01 December 2010

A Wedding Album

Maybe it would be unfair if I said that this play didn't meet my expectations, probably because  I had recently seen Miss Meena - a creative masterpiece and this set the benchmark quite high.

Moreover, just by virtue of it being a Girish Karnad play, directed by Lillete Dubey, boasting a star cast with Lillete Dubey, Ira Dubey, Suchitra Pillai, Utkarsh Mazumdar, Amar Talwar one really has some high expectations.

The acting was brilliant – no doubts about that. Guess the story line was not very intelligent and that’s why we didn't see  any of the expected sharp and witty humor one associates with Girish Karnad. In fact I think the story was more appropriate for a  B-class Bollywood movie than a play with such a brilliant cast!
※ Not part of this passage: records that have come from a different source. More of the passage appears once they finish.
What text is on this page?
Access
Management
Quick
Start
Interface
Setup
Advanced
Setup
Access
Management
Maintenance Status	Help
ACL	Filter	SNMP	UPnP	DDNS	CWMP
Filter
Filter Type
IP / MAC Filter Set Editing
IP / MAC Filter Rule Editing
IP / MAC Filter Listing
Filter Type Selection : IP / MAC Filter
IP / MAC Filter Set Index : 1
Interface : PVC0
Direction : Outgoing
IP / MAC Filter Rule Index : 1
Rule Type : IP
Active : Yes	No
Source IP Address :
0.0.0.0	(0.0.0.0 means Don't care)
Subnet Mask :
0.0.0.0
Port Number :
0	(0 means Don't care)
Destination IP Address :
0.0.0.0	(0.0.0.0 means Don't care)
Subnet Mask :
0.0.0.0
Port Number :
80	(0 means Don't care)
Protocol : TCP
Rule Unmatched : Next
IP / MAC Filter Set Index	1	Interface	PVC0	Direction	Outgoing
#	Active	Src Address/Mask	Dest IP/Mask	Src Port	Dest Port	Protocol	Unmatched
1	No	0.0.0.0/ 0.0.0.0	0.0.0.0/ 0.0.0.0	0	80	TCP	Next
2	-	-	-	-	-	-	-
It reminded me of one of those Govinda-Karisma Kapoor movies, which were a rage in the 90s. There were several of them, but I am sure no one remembers which one was which. There will definitely be confusions on which scene / dialog / song was in which movie. The movie made you laugh for a bit, but nothing that stayed with you for even a minute after the movie was over.

The theme is how the traditional Indian Wedding has changed in today's globalized, technologically advanced world…a subject which maybe could have been handled more innovatively. But the characters where stereotypes.

So we have this EDUCATED, LIBERAL, MODERN urban middle-class family – an elder daughter who lives abroad with her professional husband, a son who is a software designer BUT the younger daughter is willing to marry a suitable boy from the US whom she has never met. The play starts with the brother making a video of his younger sister to showcase her to the prospective groom. Not theatre material…I say… Bollywood material!

But not to take everything from the play …it does have some charming moments and witty dialogues. Utkarsh Mazumdar was brilliant – his portrayal as Appa who still lives in the past had everyone laughing, especially when he would repeat the dialog about ‘had his brother been alive…’

The prospective groom from the United States (not sure of his name) was super….his American twang was just out of the world. His talk, his body language, accent… everything was just so USA returned!

Maybe if the play stayed in this one theme, it would have done better…but me no expert. This is just my personal view, but the play tried to raise too many questions and in the end leaving some of them unanswered…as in what was with the dead uncle. And the most ominous one…did she find happiness getting married to that obnoxious creature or as advised by her siblings..that if things didn't work out, she could always come back, did she return?